AA / Al-Qods
Le Premier ministre israélien Benjamin Netanyahu a conditionné l'arrêt par son pays de certaines mesures, telle que la construction du mur de séparation, par «l’arrêt de l’incitation à la haine contre l’Etat d’Israël et du terrorisme».
Recevant lundi, à Jérusalem, le Pape du Vatican François Ier, Netanyahu a estimé que le mur «a sauvé la vie de milliers d’innocents et que le terrorisme s’est arrêté après l’achèvement de sa construction», a indiqué dans un communiqué, dont Anadolu a eu copie, Ofir Gendelman, le porte-parole du Premier ministre israélien.
Netanyahu répondait de manière indirecte à une halte du Pape devant le mur de séparation dimanche, dans la ville de Bethlehem (Sud de la Cisjordanie), où il avait effectué une prière de quatre minutes, ce qui n’était pas prévue à l’ordre du jour de sa visite.
La rencontre entre Netanyahu et le Pape a eu lieu, au centre Notre Dame relevant du Vatican et situé dans la partie Est et Ouest de Jérusalem, à proximité de la muraille de l’ancienne ville, qui abrite la mosquée al-Aqsa et l'église Saint-Sépulcre .

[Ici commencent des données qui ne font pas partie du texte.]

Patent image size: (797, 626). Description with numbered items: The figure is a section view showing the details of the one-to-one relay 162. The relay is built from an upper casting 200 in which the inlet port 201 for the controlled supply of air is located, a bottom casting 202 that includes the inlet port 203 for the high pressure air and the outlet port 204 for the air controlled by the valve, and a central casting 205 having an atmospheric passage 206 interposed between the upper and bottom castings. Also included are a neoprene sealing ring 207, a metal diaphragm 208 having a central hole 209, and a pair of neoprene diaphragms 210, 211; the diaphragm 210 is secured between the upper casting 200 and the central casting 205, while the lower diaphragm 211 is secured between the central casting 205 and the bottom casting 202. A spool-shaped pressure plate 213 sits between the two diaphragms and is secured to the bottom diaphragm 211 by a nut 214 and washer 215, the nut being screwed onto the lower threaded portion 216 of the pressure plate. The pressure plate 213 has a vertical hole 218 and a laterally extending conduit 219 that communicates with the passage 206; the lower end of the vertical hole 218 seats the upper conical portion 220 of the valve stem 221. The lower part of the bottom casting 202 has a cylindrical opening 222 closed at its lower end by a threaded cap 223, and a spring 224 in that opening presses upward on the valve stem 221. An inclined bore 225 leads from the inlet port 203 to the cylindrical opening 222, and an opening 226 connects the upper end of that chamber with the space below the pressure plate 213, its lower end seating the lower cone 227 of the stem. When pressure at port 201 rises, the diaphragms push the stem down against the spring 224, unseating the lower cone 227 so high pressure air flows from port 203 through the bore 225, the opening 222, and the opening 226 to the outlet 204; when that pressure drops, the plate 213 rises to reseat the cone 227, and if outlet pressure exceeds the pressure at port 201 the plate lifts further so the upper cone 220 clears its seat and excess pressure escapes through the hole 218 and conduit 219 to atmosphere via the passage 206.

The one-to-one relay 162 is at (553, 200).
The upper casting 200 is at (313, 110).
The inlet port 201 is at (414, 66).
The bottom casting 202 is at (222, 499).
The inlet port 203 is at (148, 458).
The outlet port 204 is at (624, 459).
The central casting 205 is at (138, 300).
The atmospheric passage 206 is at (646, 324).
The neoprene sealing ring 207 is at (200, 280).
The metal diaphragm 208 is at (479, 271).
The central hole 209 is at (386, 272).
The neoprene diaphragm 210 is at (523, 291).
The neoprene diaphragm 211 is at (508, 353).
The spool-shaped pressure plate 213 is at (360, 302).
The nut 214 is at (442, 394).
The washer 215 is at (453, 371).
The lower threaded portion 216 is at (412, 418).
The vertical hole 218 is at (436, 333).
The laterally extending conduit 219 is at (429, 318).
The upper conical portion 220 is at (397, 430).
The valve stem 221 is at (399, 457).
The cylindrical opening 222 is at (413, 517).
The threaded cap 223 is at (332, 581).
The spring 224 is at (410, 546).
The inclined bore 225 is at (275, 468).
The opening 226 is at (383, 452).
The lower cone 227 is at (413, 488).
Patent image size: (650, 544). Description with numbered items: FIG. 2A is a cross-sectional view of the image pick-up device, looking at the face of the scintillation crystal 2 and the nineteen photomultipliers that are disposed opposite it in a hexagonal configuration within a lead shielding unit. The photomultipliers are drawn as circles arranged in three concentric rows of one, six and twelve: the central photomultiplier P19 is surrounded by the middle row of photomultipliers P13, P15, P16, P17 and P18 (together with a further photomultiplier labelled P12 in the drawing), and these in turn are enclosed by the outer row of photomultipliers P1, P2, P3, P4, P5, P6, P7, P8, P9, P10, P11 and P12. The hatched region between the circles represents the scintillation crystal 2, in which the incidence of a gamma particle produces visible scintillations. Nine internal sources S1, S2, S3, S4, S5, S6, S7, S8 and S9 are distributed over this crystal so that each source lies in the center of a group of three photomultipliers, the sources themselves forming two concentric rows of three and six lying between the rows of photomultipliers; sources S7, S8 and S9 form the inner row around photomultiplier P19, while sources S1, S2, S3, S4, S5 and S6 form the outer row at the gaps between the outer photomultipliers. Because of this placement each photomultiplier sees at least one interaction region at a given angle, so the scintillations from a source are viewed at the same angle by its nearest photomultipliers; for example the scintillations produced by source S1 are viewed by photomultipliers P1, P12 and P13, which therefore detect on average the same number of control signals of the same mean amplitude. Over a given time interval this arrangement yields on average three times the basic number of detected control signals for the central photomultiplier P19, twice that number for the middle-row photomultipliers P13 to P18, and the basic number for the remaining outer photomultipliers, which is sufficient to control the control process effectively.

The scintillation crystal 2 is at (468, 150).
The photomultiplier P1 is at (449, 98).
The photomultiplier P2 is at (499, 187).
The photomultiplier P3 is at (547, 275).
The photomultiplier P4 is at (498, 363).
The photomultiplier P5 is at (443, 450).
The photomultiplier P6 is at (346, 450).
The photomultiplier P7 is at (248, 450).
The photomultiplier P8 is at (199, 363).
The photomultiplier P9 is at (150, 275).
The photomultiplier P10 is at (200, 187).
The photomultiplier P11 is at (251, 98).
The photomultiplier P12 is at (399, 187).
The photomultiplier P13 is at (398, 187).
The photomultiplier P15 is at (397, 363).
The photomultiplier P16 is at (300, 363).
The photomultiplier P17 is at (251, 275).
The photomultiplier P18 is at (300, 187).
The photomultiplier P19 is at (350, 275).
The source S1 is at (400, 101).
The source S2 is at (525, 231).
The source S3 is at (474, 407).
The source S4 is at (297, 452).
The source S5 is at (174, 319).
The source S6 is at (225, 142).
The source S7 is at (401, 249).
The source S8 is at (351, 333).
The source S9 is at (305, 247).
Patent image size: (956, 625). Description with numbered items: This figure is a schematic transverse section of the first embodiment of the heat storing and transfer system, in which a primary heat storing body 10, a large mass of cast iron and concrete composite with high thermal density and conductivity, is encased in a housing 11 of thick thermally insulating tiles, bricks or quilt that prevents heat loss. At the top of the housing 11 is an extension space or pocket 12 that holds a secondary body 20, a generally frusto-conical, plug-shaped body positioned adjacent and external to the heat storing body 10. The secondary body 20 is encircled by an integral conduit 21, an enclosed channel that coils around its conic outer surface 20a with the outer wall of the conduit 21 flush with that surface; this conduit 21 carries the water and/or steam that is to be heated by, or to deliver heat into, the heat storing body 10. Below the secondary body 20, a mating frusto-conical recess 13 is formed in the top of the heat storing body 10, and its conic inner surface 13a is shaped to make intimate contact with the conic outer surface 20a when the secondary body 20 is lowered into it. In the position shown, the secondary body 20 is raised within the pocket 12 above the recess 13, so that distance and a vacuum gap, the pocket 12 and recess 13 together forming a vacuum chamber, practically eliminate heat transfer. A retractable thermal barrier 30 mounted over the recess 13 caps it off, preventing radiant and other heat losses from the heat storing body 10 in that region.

Netanyahu a souligné, en s’adressant au Pape, «Nous espérons que nos voisins prêtent une écoute attentive à vos appels à la tolérance et à la coexistence pacifique, pour mettre un terme à l’incitation à la haine et aux actes d’antisémitisme», poursuit le communiqué.
S’agissant de la situation des Chrétiens en Israël, Benjamin Netanyahu a estimé qu’Israël «compte sur son sol des centaines d’églises, toutes préservées et qui n’ont jamais été touchées ne serait-ce que d’une pierre».
«Nous sauvegardons en Israël les droits des Chrétiens, ce qui malheureusement n’est pas garanti partout dans la région du Moyen-Orient et nous respectons la position du Pape relative à la tolérance religieuse», a relevé Netanyahu qui a offert au souverain pontife un tableau authentique de l’Eglise de la Nativité remontant à l’an 1698.
Plus tôt dans la journée du lundi, le Pape du Vatican s’était entretenu avec le président israélien Shimon Peres qui s’est dit convaincu que la visite du Pape «contribuera à la réactivation des efforts de paix entre les deux parties, palestinienne et israélienne».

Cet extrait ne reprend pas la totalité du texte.